This is the third on a series of posts on what I took away from the final talk at the METM14 conference (part 1 and part 2).
In his talk, Martin Roberts got down to the nitty-gritty of his job with respect to writing about Spanish things in English, showing us, for instance, some recent translations of the tricky-to-translate term imputados — a culture-specific legal term if ever there was one.
He recognised that journalists may not have always got it right and showed us some bad and better attempts at translating this term in the press.
It was insightful to get his take on this term as it was one I’d tracked in the news and had even written this post about.
While it’s true that journalists did often get the translation of this term wrong, I do remember noticing an improvement over time.
When all the corruption cases started coming out, particularly the high profile one involving the present King’s sister, just about all the news media got it wrong and simply translated imputada as “accused” or “charged”.

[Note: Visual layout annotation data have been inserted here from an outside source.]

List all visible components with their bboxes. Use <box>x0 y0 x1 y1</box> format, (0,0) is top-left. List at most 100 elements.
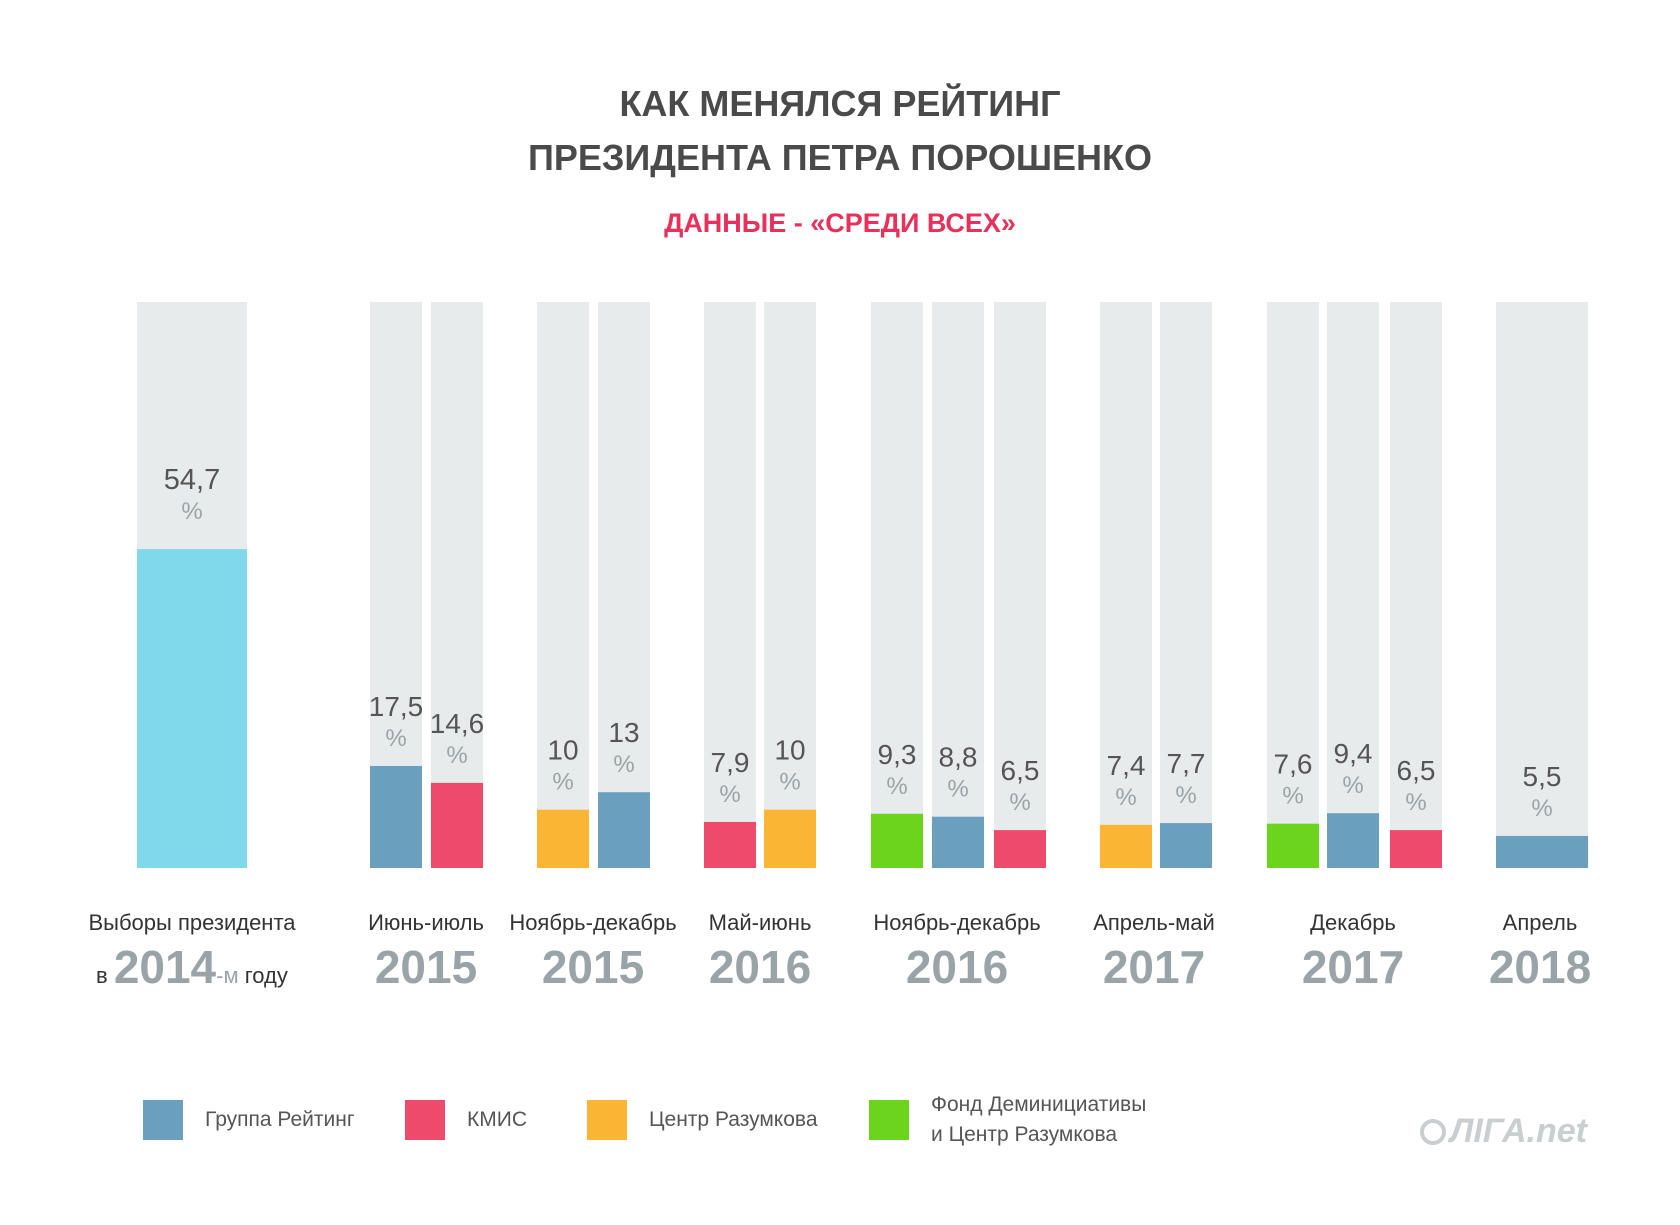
year-label-2: 2015 <box>541 941 645 993</box>
data-label-3: 10 <box>547 735 578 766</box>
bar-razumkov-10 <box>1100 824 1152 868</box>
legend-item-kmis: КМИС <box>405 1100 527 1140</box>
percent-sign-6: % <box>779 769 800 796</box>
year-label-0: в 2014-м году <box>96 940 288 994</box>
period-label-7: Апрель <box>1502 910 1578 935</box>
bar-kmis-5 <box>704 821 756 868</box>
legend-item-fond: Фонд Деминициативы и Центр Разумкова <box>869 1093 1146 1146</box>
bar-reiting-8 <box>932 816 984 868</box>
bar-track-15 <box>1496 302 1588 868</box>
bar-reiting-11 <box>1160 823 1212 868</box>
bar-razumkov-3 <box>537 809 589 868</box>
legend-label-fond-line2: и Центр Разумкова <box>931 1123 1118 1146</box>
year-label-5: 2017 <box>1102 941 1206 993</box>
bar-track-7 <box>871 302 923 868</box>
legend-swatch-reiting <box>143 1100 183 1140</box>
bar-track-8 <box>932 302 984 868</box>
year-prefix: в <box>96 963 108 988</box>
bar-track-12 <box>1267 302 1319 868</box>
percent-sign-5: % <box>719 781 740 808</box>
legend-item-razumkov: Центр Разумкова <box>587 1100 818 1140</box>
percent-sign-1: % <box>385 725 406 752</box>
bar-reiting-15 <box>1496 835 1588 868</box>
year-label-6: 2017 <box>1301 941 1405 993</box>
legend-swatch-kmis <box>405 1100 445 1140</box>
bar-razumkov-6 <box>764 809 816 868</box>
data-label-13: 9,4 <box>1334 738 1373 769</box>
year-label-1: 2015 <box>374 941 478 993</box>
percent-sign-4: % <box>613 751 634 778</box>
year-label-4: 2016 <box>905 941 1009 993</box>
bar-track-4 <box>598 302 650 868</box>
bar-reiting-1 <box>370 765 422 868</box>
data-label-11: 7,7 <box>1167 748 1206 779</box>
data-label-8: 8,8 <box>939 742 978 773</box>
legend-label-fond-line1: Фонд Деминициативы <box>931 1093 1147 1116</box>
period-label-3: Май-июнь <box>708 910 812 935</box>
percent-sign-7: % <box>886 773 907 800</box>
percent-sign-3: % <box>552 769 573 796</box>
year-label-3: 2016 <box>708 941 812 993</box>
percent-sign-0: % <box>181 498 202 525</box>
year-label-7: 2018 <box>1488 941 1592 993</box>
percent-sign-12: % <box>1282 783 1303 810</box>
year-tail: году <box>244 963 288 988</box>
bar-reiting-4 <box>598 792 650 868</box>
bar-fond-12 <box>1267 823 1319 868</box>
bar-reiting-13 <box>1327 813 1379 868</box>
data-label-6: 10 <box>774 735 805 766</box>
data-label-2: 14,6 <box>430 708 485 739</box>
period-label-1: Июнь-июль <box>368 910 484 935</box>
bar-track-6 <box>764 302 816 868</box>
bar-track-11 <box>1160 302 1212 868</box>
percent-sign-10: % <box>1115 784 1136 811</box>
percent-sign-15: % <box>1531 795 1552 822</box>
percent-sign-8: % <box>947 776 968 803</box>
period-label-5: Апрель-май <box>1093 910 1215 935</box>
liga-net-logo: ЛIГА.net <box>1420 1112 1587 1151</box>
year-suffix: -м <box>216 963 239 988</box>
bar-track-2 <box>431 302 483 868</box>
legend-label-kmis: КМИС <box>467 1108 527 1131</box>
title-line-1: КАК МЕНЯЛСЯ РЕЙТИНГ <box>619 83 1061 124</box>
bar-track-10 <box>1100 302 1152 868</box>
title-line-2: ПРЕЗИДЕНТА ПЕТРА ПОРОШЕНКО <box>527 137 1152 178</box>
bar-track-9 <box>994 302 1046 868</box>
bar-fond-7 <box>871 813 923 868</box>
bar-kmis-2 <box>431 782 483 868</box>
legend-label-fond: Фонд Деминициативы и Центр Разумкова <box>931 1090 1146 1150</box>
data-label-10: 7,4 <box>1107 750 1146 781</box>
chart-title: КАК МЕНЯЛСЯ РЕЙТИНГ ПРЕЗИДЕНТА ПЕТРА ПОР… <box>0 77 1680 185</box>
percent-sign-13: % <box>1342 772 1363 799</box>
logo-text: ЛIГА.net <box>1450 1112 1587 1150</box>
bar-election-0 <box>137 549 247 868</box>
bar-track-5 <box>704 302 756 868</box>
year-number: 2014 <box>113 941 217 993</box>
data-label-7: 9,3 <box>878 739 917 770</box>
period-label-0: Выборы президента <box>88 910 296 935</box>
bar-track-3 <box>537 302 589 868</box>
legend-item-reiting: Группа Рейтинг <box>143 1100 355 1140</box>
logo-circle-icon <box>1420 1118 1446 1145</box>
data-label-0: 54,7 <box>164 464 220 496</box>
data-label-5: 7,9 <box>711 747 750 778</box>
data-label-1: 17,5 <box>369 691 424 722</box>
legend-swatch-razumkov <box>587 1100 627 1140</box>
data-label-9: 6,5 <box>1001 755 1040 786</box>
percent-sign-14: % <box>1405 789 1426 816</box>
period-label-4: Ноябрь-декабрь <box>873 910 1041 935</box>
bar-track-13 <box>1327 302 1379 868</box>
period-label-6: Декабрь <box>1310 910 1396 935</box>
legend-swatch-fond <box>869 1100 909 1140</box>
period-label-2: Ноябрь-декабрь <box>509 910 677 935</box>
data-label-14: 6,5 <box>1397 755 1436 786</box>
data-label-4: 13 <box>608 717 639 748</box>
percent-sign-11: % <box>1175 782 1196 809</box>
data-label-15: 5,5 <box>1523 761 1562 792</box>
bar-kmis-14 <box>1390 830 1442 868</box>
percent-sign-2: % <box>446 742 467 769</box>
chart-subtitle: ДАННЫЕ - «СРЕДИ ВСЕХ» <box>664 208 1016 238</box>
bar-kmis-9 <box>994 830 1046 868</box>
legend-label-reiting: Группа Рейтинг <box>205 1108 355 1131</box>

But as time went on and new corruption cases came out, and the King’s sister’s case dragged out, more nuanced and descriptive translations appeared in the press. The journalists seemed to be learning off each other and gradually improving their translations of the term in its various forms.
Martin at least partly confirmed this by showing there was obviously an awareness that they were getting something wrong. In this sense, journalism seems more dynamic than translation.
The journalist’s attempts at translating tricky terms are out there for all to see. And while they may not get feedback directly from readers (although I’m sure it happens), other journalists will surely take notice of and improve upon your effort if there is any room for it.
The translation world seems more static in this respect. Translators do help each other with tricky terms, in different places on the Web, but you rarely get to see the final solution in its context, and thus don’t really get a chance to see how it works or doesn’t and maybe improve on it in the same way.
There also appears to be a tendency to place more faith than may be deserved in existing translations found in one place or another (dictionaries or answers to previous questions in help forums), which may or may not reflect the same context as the present problem and may or may not have been dealt with adequately in the first place.
Either way, it’s good to be able to take advantage of the work journalists do in their more dynamic world when the opportunity arises (i.e., when a news item means they have to translate a tricky term of interest) and look to see how they handle things we may have been struggling away with for years without going anywhere very interesting. At the very least, they may provide a different perspective.
Excellent post. I also translate these difficult and often long drawn out legal Dockets. I was stumped when I came accross Imputación Principal which I translated as the Main Charge in a number of additional charges filed against a large number of defendants or suspects (imputados) as you well put it.
Hi Christine, Thanks for your comment!